20.11.15

Três alqueires de instabilidade política

Santigold, “Can’t Get Enough of Myself”, in https://www.youtube.com/watch?v=Bi171sZUQUA
Há governo, não há governo, ou apenas um de gestão, ou o presidente convida um amigo para o governo, ou cumpre-se o sonho molhado das esquerdas e há governo debaixo de um largo guarda-sol multicolor. Não se sabe. O homem que tem a decisão nas mãos anda hesitante. Anda, por estes dias, a aconselhar-se com os parceiros escolhidos para o aconselhamento. E muita gente protesta: a instabilidade é danosa, o país fica a perder.
Eu tenho para mim que esse é um pânico extemporâneo. Há tempos, a Bélgica esteve sem governo (com governo de gestão) durante quinze meses. Não houve notícia da extinção da Bélgica, nem da sua condenação à miséria. Eis uma teoria (como outra qualquer, uma teoria, apenas): da idiossincrasia local faz parte a asneira quando toca o momento de pegar no leme do poder. Ora, às vezes, é preferível nada fazer em vez de alguma coisa fazer, pois o fazer algo está condenado a dar maus resultados. Às vezes, é preferível estar parado do que ir para um lado qualquer e ficar pior do que se estava antes. Admito que esta teoria parte de pressupostos críticos, de uma profunda desconfiança na bondade e na aptidão de quem habitualmente amesenda no poder.
As circunstâncias militam a favor da inércia. É disso que se trata: inércia, e não instabilidade. Em fim de ciclo, com novo presidente no horizonte, com a incerteza afivelada pelos que se prometeram ao poder, tudo se conjuga para a procrastinação. É uma procrastinação benévola. Porventura, fará a diferença entre o imperativo de nova intervenção externa e a velocidade de cruzeiro que dispensa essa ajuda. Assim como assim, a Europa está no sítio para nos ajudar com as decisões que contam. Apesar das suas insuficiências, a Europa tomou o lugar sebastiânico no imaginário pátrio.

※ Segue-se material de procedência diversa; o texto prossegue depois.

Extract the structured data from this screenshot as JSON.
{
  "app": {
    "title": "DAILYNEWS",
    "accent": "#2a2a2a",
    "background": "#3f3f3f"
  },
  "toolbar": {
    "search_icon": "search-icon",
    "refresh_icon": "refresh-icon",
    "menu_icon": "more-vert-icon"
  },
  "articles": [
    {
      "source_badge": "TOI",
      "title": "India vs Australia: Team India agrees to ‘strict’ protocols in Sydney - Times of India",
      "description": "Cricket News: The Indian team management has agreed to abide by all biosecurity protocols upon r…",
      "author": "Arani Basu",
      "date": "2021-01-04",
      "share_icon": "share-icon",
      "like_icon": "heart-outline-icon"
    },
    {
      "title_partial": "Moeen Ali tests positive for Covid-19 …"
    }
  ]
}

Ainda por cima, nenhum dos concorrentes às eleições provou merecer o leme do poder. O poder não deve tolerar soluções cheias de tibieza, nem soluções que coxeiam à nascença. Para ver se se aprende que o poder não é para amadores, nem existe para saciar clientelas ávidas de prebendas. Das que militam em partidos e estão em palpitação constante por sinecura. E das que, reclamando da intrusão dos poderes públicos, estão quase sempre de mão estendida à espera da ajuda pública. Protestando, com grande dose de oportunismo, umas e outras clientelas, contra a terrífica instabilidade. Escondendo dos olhos públicos que são elas as maiores fautoras de instabilidade.